La conquête d’Alexandre le Grand et la période séleucide introduisent l’astronomie grecque en Perse. Les modèles géométriques d’Hipparque et Ptolémée complètent les méthodes arithmétiques babyloniennes. La synthèse babylonienne-grecque, centrée sur les épicycles et déférents, prépare le terrain pour l’astronomie mathématique médiévale, avec adoption des divisions zodiacales et de la longitude écliptique.
Sous les Sassanides (224-651 CE), et particulièrement Khosro Ier, la Perse devient un centre intellectuel majeur via l’Académie de Gundishapur. Une grande synthèse s’opère entre traditions babylonienne, grecque et indienne : traductions de l’Almageste et du Siddhanta, introduction de la trigonométrie indienne, création de tables astronomiques perses (zīk) combinant observations et modèles géométriques.
Les Perses utilisent et perfectionnent les instruments hérités des civilisations antérieures : gnomon, cadrans solaires, sphère armillaire et astrolabe. Les observations sont méthodiquement consignées dans des journaux astronomiques, permettant d’affiner les modèles et de détecter les limites du système ptoléméen.
Le calendrier, lié au zoroastrisme, initialement de 365 jours sans correction, est progressivement réformé. Sous Ardachîr Ier et Yazdgard III, il devient plus précis, reflétant la cosmologie zoroastrienne avec 12 mois dédiés aux Amesha Spentas et aux yazata, intégrant ainsi observation astronomique et piété religieuse.
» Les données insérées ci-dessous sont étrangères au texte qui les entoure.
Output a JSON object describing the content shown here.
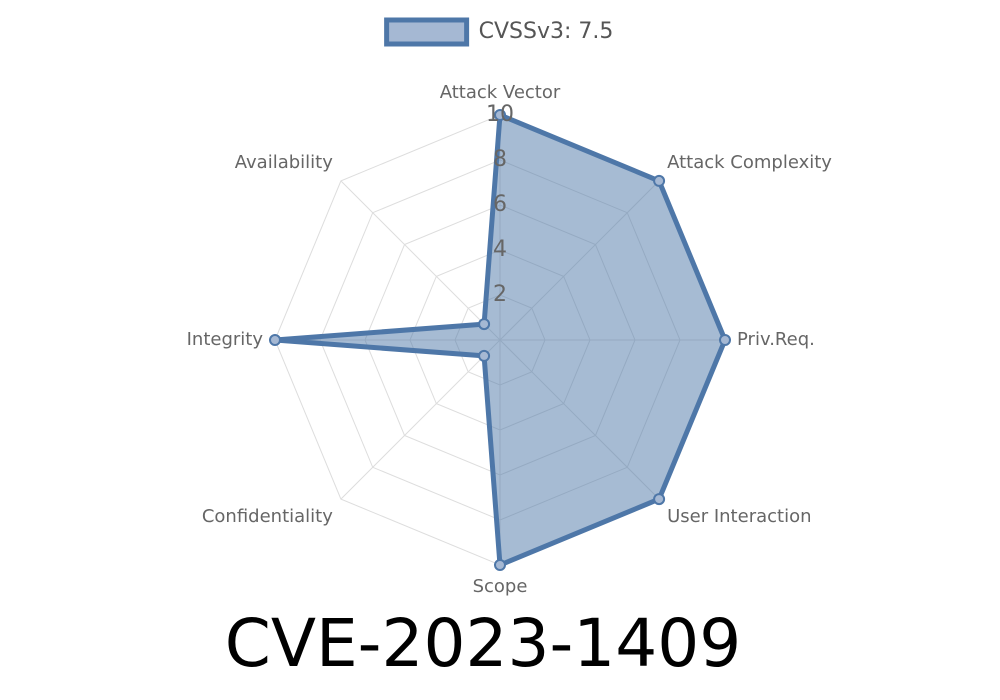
{
  "chart_data": {
    "type": "radar",
    "title": "CVE-2023-1409",
    "categories": [
      "Attack Vector",
      "Attack Complexity",
      "Priv.Req.",
      "User Interaction",
      "Scope",
      "Confidentiality",
      "Integrity",
      "Availability"
    ],
    "series": [
      {
        "name": "CVSSv3: 7.5",
        "color": "#4e77a8",
        "values": [
          10,
          10,
          10,
          10,
          10,
          1,
          10,
          1
        ]
      }
    ],
    "rlim": [
      0,
      10
    ],
    "rticks": [
      2,
      4,
      6,
      8,
      10
    ],
    "grid": true,
    "legend": "top"
  }
}
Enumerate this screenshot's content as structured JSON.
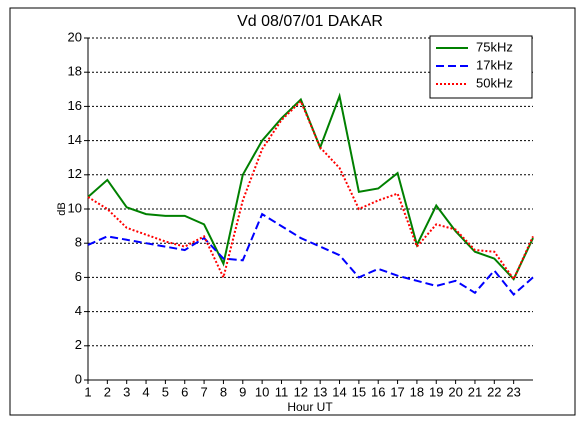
{
  "chart_data": {
    "type": "line",
    "title": "Vd  08/07/01 DAKAR",
    "xlabel": "Hour UT",
    "ylabel": "dB",
    "x": [
      1,
      2,
      3,
      4,
      5,
      6,
      7,
      8,
      9,
      10,
      11,
      12,
      13,
      14,
      15,
      16,
      17,
      18,
      19,
      20,
      21,
      22,
      23,
      24
    ],
    "series": [
      {
        "name": "75kHz",
        "color": "#008000",
        "dash": "solid",
        "values": [
          10.7,
          11.7,
          10.1,
          9.7,
          9.6,
          9.6,
          9.1,
          6.8,
          12.0,
          14.0,
          15.3,
          16.4,
          13.6,
          16.6,
          11.0,
          11.2,
          12.1,
          7.9,
          10.2,
          8.7,
          7.5,
          7.1,
          5.9,
          8.3
        ]
      },
      {
        "name": "17kHz",
        "color": "#0000ff",
        "dash": "dashed",
        "values": [
          7.9,
          8.4,
          8.2,
          8.0,
          7.8,
          7.6,
          8.3,
          7.1,
          7.0,
          9.7,
          9.0,
          8.3,
          7.8,
          7.3,
          6.0,
          6.5,
          6.1,
          5.8,
          5.5,
          5.8,
          5.1,
          6.4,
          5.0,
          6.0
        ]
      },
      {
        "name": "50kHz",
        "color": "#ff0000",
        "dash": "dotted",
        "values": [
          10.7,
          10.0,
          8.9,
          8.5,
          8.1,
          7.8,
          8.4,
          6.0,
          10.5,
          13.5,
          15.2,
          16.3,
          13.6,
          12.4,
          10.0,
          10.5,
          10.9,
          7.8,
          9.1,
          8.8,
          7.6,
          7.5,
          5.9,
          8.4
        ]
      }
    ],
    "xlim": [
      1,
      24
    ],
    "xticks": [
      1,
      2,
      3,
      4,
      5,
      6,
      7,
      8,
      9,
      10,
      11,
      12,
      13,
      14,
      15,
      16,
      17,
      18,
      19,
      20,
      21,
      22,
      23
    ],
    "ylim": [
      0,
      20
    ],
    "yticks": [
      0,
      2,
      4,
      6,
      8,
      10,
      12,
      14,
      16,
      18,
      20
    ],
    "grid": true,
    "legend": "upper right"
  }
}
L’astrologie est indissociable de l’astronomie et influence les décisions royales. La cosmologie conçoit l’univers comme création d’Ahura Mazda, avec correspondance entre les planètes et les Amesha Spentas. Le concept de Zervanism conduit à une vision cyclique du temps, préfigurant l’étude de la précession des équinoxes par les astronomes islamiques.
Les astronomes sassanides compilent des tables sophistiquées, appelées zīk, contenant positions planétaires, éclipses et données trigonométriques. Le Zīk-i Shahriyārān, basé sur des observations accumulées pendant plusieurs siècles, influence directement les premiers zīj islamiques. Ces tables utilisent le système sexagésimal babylonien et combinent modèles ptoléméens, observations perses et méthodes de calcul indiennes.
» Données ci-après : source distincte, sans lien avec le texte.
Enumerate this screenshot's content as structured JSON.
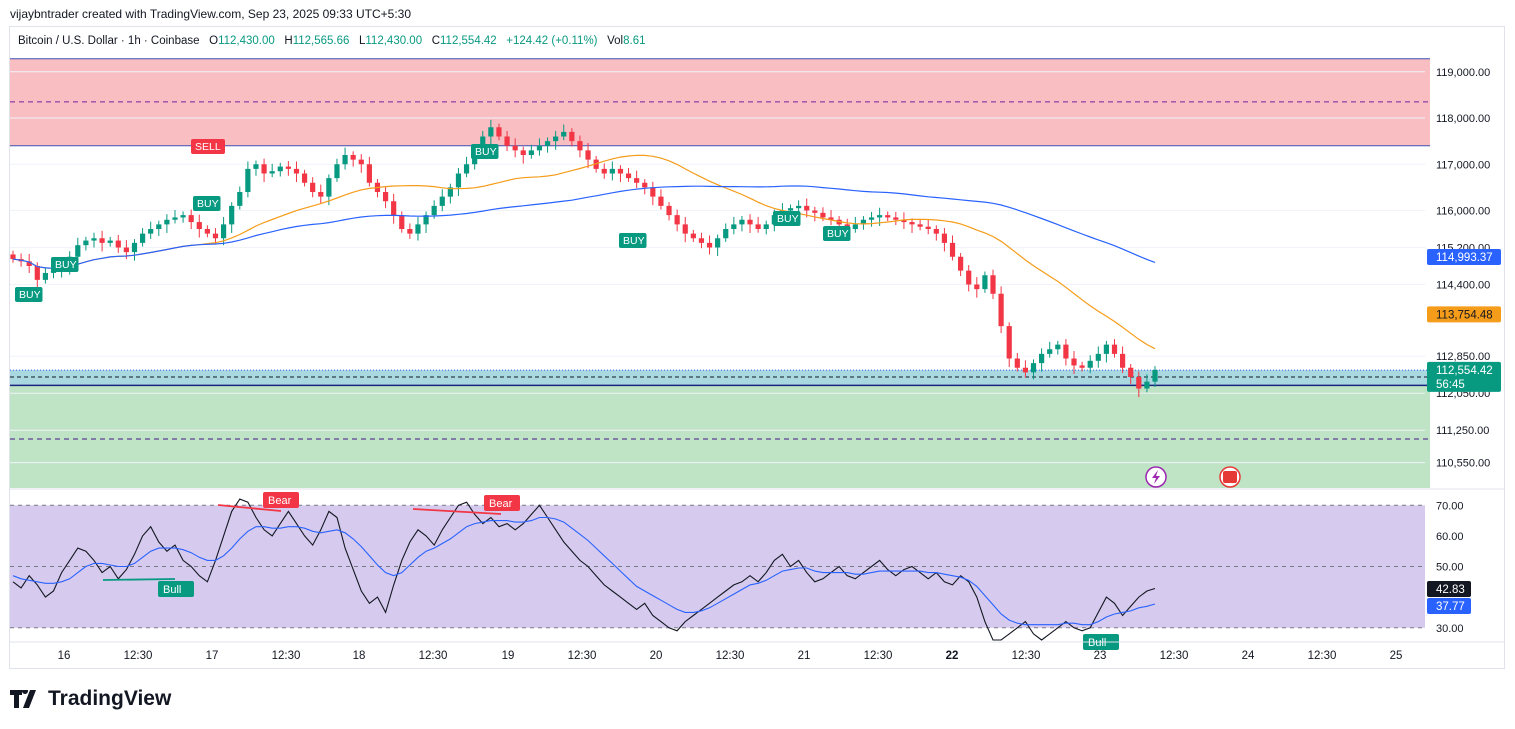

La conquête arabe préserve et adopte la tradition perse. La fondation de Bagdad (762 CE) et de la Bayt al-Hikma permet la traduction des textes scientifiques grecs et persans en arabe. Les astronomes perses, tels qu’Al-Hajjaj ibn Yusuf et les Banu Musa, assurent la continuité et l’évolution de l’astronomie vers la période islamique classique.
L'astronomie perse antique illustre parfaitement comment les connaissances scientifiques se transmettent et s'enrichissent à travers les siècles et les civilisations. Loin d'être une simple phase intermédiaire, elle constitue un moment de synthèse créative.